UPD mourns loss of officer

A beloved University Police Department supervisor passed away at his home in Maryland on Wednesday night after serving the department for nearly 30 years.

Anthony Sligh, 53, joined UPD when he was 25 years old and spent almost every night of his adult life working the midnight shift for the department. Sligh’s sudden death, which appears to have been from natural causes, has cast a shadow on the department’s tight-knit community, UPD Chief Dolores Stafford said.

Sligh would be “sorely missed” by UPD and especially by the officers he supervised, who honored him with his second “Officer’s Choice Award” earlier this month, Stafford said. Several co-workers remembered him as a vivacious presence at the department, a supervisor who took a personal interest in his officers and an avid Washington Redskins fan.

“Anthony was an incredible employee, co-worker and friend to everyone at the GW Police Department,” Stafford said.

An officer since 1981, Sligh was promoted to corporal in the early 1990s and then to sergeant in 2003. He supervised more than 40 officers and was described an affable leader and dedicated friend by his fellow officers.

“You knew he was proud to be part of UPD,” Stafford said. “He was proud of himself and he was proud of the entire department.”

Standing in front of a memorial erected in the UPD offices on Friday, UPD Cpl. Felicia Archie bounced between fond memories and sharp grief as she spoke about her co-worker of 19 years.

In one moment, she remembered how Sligh was always joking around, recently telling anyone who would listen that the chief had left a special note on his “Officer’s Choice Award.” Then, her voice cracking, she reflected on the abruptness of Sligh’s death.

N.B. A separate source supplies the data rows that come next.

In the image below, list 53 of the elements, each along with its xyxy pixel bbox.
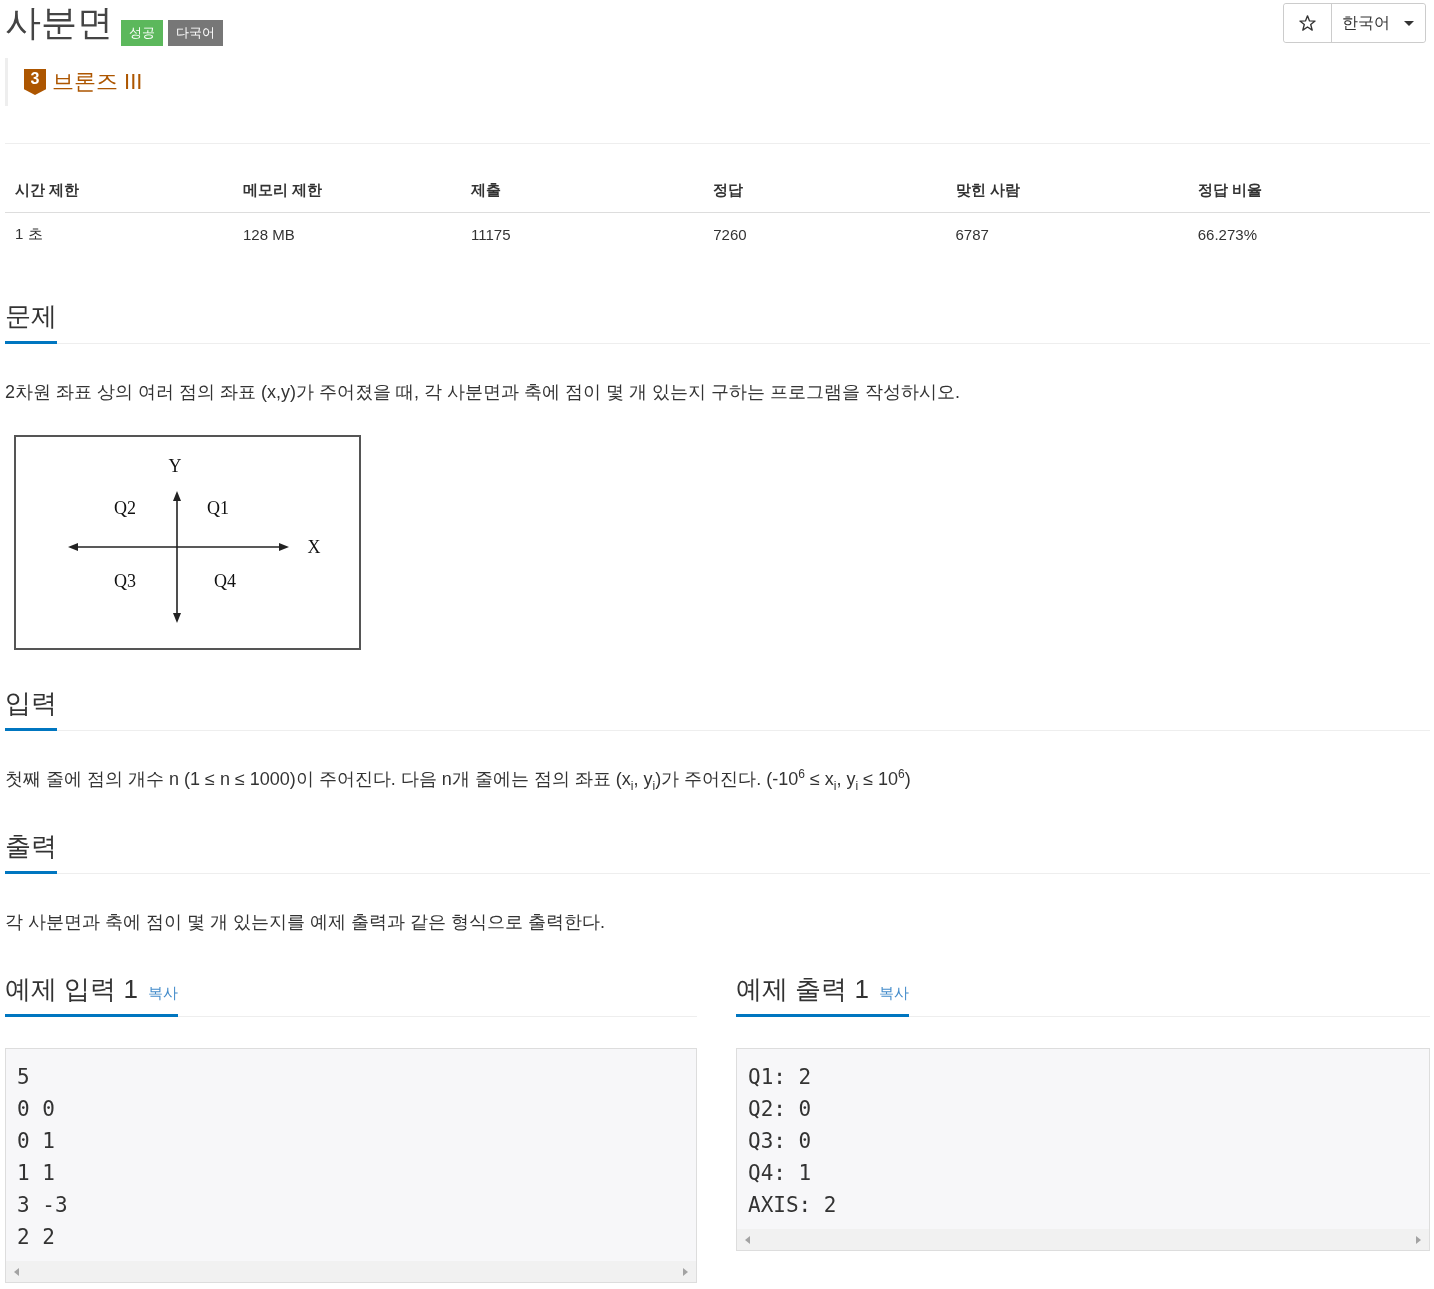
code-line: 0 1	[17, 1128, 55, 1155]
code-line: 2 2	[17, 1224, 55, 1251]
sample-heading: 예제 입력 1	[5, 973, 138, 1006]
quadrant-label: Q2	[114, 498, 136, 518]
column-header: 맞힌 사람	[954, 180, 1021, 200]
caret-icon	[1404, 20, 1414, 26]
table-cell-text: 66.273%	[1196, 226, 1258, 243]
tier-label: 브론즈 III	[52, 68, 143, 96]
code-line: 3 -3	[17, 1192, 68, 1219]
section-text: 첫째 줄에 점의 개수 n (1 ≤ n ≤ 1000)이 주어진다. 다음 n개 줄에는 점의 좌표 (x$_{i}$, y$_{i}$)가 주어진다. (-10$^{6}$ ≤ x$_{i}$, y$_{i}$ ≤ 10$^{6}$)	[5, 766, 912, 793]
code-line: Q3: 0	[748, 1128, 812, 1155]
code-line: Q4: 1	[748, 1160, 812, 1187]
status-label: 다국어	[168, 20, 223, 46]
section-heading: 입력	[5, 687, 57, 720]
table-cell-text: 1 초	[14, 225, 44, 244]
scroll-left-icon[interactable]	[745, 1235, 750, 1244]
scroll-right-icon[interactable]	[683, 1267, 688, 1276]
quadrant-label: Q1	[207, 498, 229, 518]
column-header: 정답 비율	[1196, 180, 1263, 200]
axis-label: Y	[168, 456, 182, 476]
table-cell-text: 7260	[712, 226, 748, 243]
table-cell-text: 11175	[470, 226, 512, 243]
quadrant-label: Q4	[214, 571, 236, 591]
horizontal-scrollbar[interactable]	[6, 1261, 696, 1282]
code-line: 0 0	[17, 1096, 55, 1123]
star-icon	[1299, 15, 1316, 31]
problem-title: 사분면	[5, 1, 113, 45]
copy-link[interactable]: 복사	[147, 984, 178, 1003]
table-cell-text: 128 MB	[242, 226, 296, 243]
axis-label: X	[307, 537, 321, 557]
section-heading: 출력	[5, 830, 57, 863]
code-line: 5	[17, 1064, 30, 1091]
column-header: 제출	[470, 180, 502, 200]
table-cell-text: 6787	[954, 226, 990, 243]
sample-heading: 예제 출력 1	[736, 973, 869, 1006]
section-text: 각 사분면과 축에 점이 몇 개 있는지를 예제 출력과 같은 형식으로 출력한다.	[5, 911, 606, 934]
quadrant-label: Q3	[114, 571, 136, 591]
section-heading: 문제	[5, 300, 57, 333]
star-button[interactable]	[1284, 4, 1332, 42]
status-label: 성공	[121, 20, 163, 46]
code-line: 1 1	[17, 1160, 55, 1187]
scroll-right-icon[interactable]	[1416, 1235, 1421, 1244]
code-line: Q1: 2	[748, 1064, 812, 1091]
column-header: 메모리 제한	[242, 180, 324, 200]
tier-badge: 3	[24, 69, 46, 95]
code-line: AXIS: 2	[748, 1192, 837, 1219]
code-line: Q2: 0	[748, 1096, 812, 1123]
column-header: 시간 제한	[14, 180, 81, 200]
copy-link[interactable]: 복사	[878, 984, 909, 1003]
horizontal-scrollbar[interactable]	[737, 1229, 1429, 1250]
section-text: 2차원 좌표 상의 여러 점의 좌표 (x,y)가 주어졌을 때, 각 사분면과 축에 점이 몇 개 있는지 구하는 프로그램을 작성하시오.	[5, 381, 962, 404]
scroll-left-icon[interactable]	[14, 1267, 19, 1276]
column-header: 정답	[712, 180, 745, 200]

“I saw him on Tuesday,” Archie said. “He was just picking it with everyone as usual and then to hear on Wednesday that he was dead.”

She added, “He didn’t seem ill or nothing. I don’t think it has sunk in for us yet.”

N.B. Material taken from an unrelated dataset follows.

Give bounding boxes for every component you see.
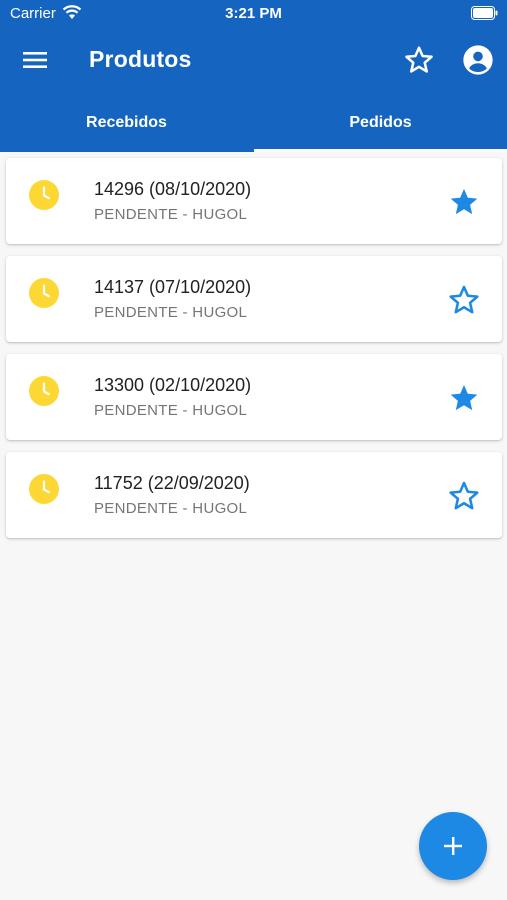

Sligh worked graveyard hours, from 11 p.m. to 7 a.m., but his co-workers say he would never have traded the shift.

“The midnight shift was his pride and joy,” said UPD Cpl. Keith Cassells. “He loved it.”

Cassells, a department veteran of more than 30 years, remembers training Sligh when the young officer first came to the department.

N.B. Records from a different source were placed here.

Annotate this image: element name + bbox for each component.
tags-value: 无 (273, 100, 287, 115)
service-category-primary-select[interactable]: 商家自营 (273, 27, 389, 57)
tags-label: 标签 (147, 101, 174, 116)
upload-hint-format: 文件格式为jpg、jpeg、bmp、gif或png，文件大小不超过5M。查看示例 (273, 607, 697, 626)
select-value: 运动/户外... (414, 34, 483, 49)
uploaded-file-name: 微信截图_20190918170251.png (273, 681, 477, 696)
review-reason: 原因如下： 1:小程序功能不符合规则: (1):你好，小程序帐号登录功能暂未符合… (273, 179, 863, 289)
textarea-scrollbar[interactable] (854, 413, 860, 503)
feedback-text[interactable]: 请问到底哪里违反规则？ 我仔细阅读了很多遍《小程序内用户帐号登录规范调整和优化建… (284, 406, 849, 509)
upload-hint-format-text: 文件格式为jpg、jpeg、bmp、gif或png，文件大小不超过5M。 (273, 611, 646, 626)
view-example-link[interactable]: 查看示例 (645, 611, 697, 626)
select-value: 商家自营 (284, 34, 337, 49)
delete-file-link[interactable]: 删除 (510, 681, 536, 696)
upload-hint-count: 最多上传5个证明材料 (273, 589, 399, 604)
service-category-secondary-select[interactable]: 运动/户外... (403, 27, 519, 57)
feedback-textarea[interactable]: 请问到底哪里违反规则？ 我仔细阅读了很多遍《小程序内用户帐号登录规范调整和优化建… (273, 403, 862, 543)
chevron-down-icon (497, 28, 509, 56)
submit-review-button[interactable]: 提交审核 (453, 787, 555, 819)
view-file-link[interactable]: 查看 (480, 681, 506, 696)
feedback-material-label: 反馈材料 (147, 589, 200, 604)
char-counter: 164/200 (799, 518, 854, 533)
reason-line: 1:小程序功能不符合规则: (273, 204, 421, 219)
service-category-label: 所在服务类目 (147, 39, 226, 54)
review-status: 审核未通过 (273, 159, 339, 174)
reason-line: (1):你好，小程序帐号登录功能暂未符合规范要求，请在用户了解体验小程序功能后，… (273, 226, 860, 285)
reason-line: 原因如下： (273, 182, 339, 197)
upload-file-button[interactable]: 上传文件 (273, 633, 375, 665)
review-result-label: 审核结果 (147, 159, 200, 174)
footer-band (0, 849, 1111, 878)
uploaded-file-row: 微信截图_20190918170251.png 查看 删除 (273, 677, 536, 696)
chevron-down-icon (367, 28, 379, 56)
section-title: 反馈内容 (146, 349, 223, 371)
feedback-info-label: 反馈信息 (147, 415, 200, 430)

“I taught him some but he taught me a lot more,” Cassells said. “He was always talking and laughing from the start.”

Cassells said that once Sligh “got into management, he got into the joy” of working at UPD. He added that Sligh always had an off-the-wall idea for the department – a sentiment which Stafford elaborated on, saying Sligh was “constant contributor” at staff meetings and that she enjoyed his suggestions, even if most of them never came to fruition.

Stafford added, “His laughter and ability to make all of us smile is what I will remember most about him.”